See .github/workflows/example-ci-gate.yml for a complete workflow you can copy to your project.

name: Agent Tests (Evalcraft CI Gate)

on:
  pull_request:
    branches: [main]

concurrency:
  group: evalcraft-${{ github.ref }}
  cancel-in-progress: true

jobs:
  agent-tests:
    runs-on: ubuntu-latest
    permissions:
      contents: read
      pull-requests: write

    steps:
      - uses: actions/checkout@v4

      - uses: beyhangl/evalcraft@v0.1.0
        with:
          test-path: tests/agent_tests/
          cassette-dir: tests/cassettes/
          max-cost: '0.10'
          max-regression: '5%'
          record-mode: none
          post-comment: 'true'

Nightly Cassette Refresh

To keep cassettes up to date with model changes, run a nightly re-record job and open a PR if anything changed:

# .github/workflows/cassette-refresh.yml
name: Nightly cassette refresh

on:
  schedule:
    - cron: '0 3 * * *'   # 3 AM UTC daily

jobs:
  refresh:
    runs-on: ubuntu-latest
    permissions:
      contents: write
      pull-requests: write

    steps:
      - uses: actions/checkout@v4

      - uses: beyhangl/evalcraft@v0.1.0
        env:
          ANTHROPIC_API_KEY: ${{ secrets.ANTHROPIC_API_KEY }}
        with:
          test-path: tests/agent_tests/
          cassette-dir: tests/cassettes/
          record-mode: all          # re-record every cassette
          max-regression: '10%'    # allow up to 10% model drift
          post-comment: 'false'

      - uses: peter-evans/create-pull-request@v6
        with:
          commit-message: 'chore: refresh evalcraft cassettes'
          title: '🤖 Cassette refresh'
          branch: cassette-refresh/nightly
          labels: cassettes, automated

Required Permissions

The action only needs elevated permissions for PR comment posting:

permissions:
  contents: read        # read cassette files from the repo
  pull-requests: write  # post / update results comment

If you set post-comment: 'false' you can drop pull-requests: write.


Troubleshooting

Tests are skipped in CI

If tests are skipped with "Cassette not found", your cassette files aren't committed to the repo. Either commit the cassettes or switch to record-mode: new (requires LLM API keys as secrets).

PR comment not posting

Ensure permissions: pull-requests: write is set on the job and that the workflow trigger is pull_request (not push).

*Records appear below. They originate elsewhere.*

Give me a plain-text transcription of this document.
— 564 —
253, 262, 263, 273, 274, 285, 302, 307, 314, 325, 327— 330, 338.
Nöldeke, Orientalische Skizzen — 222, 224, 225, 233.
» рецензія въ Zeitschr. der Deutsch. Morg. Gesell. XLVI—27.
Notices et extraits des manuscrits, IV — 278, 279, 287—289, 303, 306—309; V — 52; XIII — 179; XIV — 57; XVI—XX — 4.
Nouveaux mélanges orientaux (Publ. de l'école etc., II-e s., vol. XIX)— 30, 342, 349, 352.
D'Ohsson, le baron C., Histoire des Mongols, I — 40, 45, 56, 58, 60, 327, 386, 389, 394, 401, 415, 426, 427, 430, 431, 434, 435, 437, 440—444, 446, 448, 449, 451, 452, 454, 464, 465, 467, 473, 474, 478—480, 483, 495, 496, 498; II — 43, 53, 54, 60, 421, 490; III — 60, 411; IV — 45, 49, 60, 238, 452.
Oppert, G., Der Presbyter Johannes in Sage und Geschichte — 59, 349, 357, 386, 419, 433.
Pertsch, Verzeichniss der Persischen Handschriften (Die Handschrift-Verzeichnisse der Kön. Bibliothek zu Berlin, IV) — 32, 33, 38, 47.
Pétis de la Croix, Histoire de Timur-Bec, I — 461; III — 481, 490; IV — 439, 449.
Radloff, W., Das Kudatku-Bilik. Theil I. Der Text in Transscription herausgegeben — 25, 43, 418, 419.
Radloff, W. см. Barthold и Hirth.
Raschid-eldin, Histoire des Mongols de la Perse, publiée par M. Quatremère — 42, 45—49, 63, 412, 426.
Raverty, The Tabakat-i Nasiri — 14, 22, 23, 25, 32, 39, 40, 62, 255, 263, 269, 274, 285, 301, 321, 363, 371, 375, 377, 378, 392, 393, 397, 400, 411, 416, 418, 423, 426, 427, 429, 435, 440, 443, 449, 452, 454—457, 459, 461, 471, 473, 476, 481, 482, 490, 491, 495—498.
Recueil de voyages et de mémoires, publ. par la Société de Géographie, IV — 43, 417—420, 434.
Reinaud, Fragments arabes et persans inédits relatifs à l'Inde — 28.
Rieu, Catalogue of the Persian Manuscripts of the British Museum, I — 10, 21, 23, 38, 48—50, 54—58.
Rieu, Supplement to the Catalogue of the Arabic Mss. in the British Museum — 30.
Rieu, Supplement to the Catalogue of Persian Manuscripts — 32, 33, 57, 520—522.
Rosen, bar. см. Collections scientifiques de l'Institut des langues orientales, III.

max-regression not triggering

Regression checks compare freshly-recorded cassettes to the git-committed baseline. Make sure record-mode is new or all so new cassettes are written before the comparison runs.

Pinning evalcraft version in eval step

If you use evalcraft-version: latest but need reproducible results, pin to a release: evalcraft-version: '0.1.0'.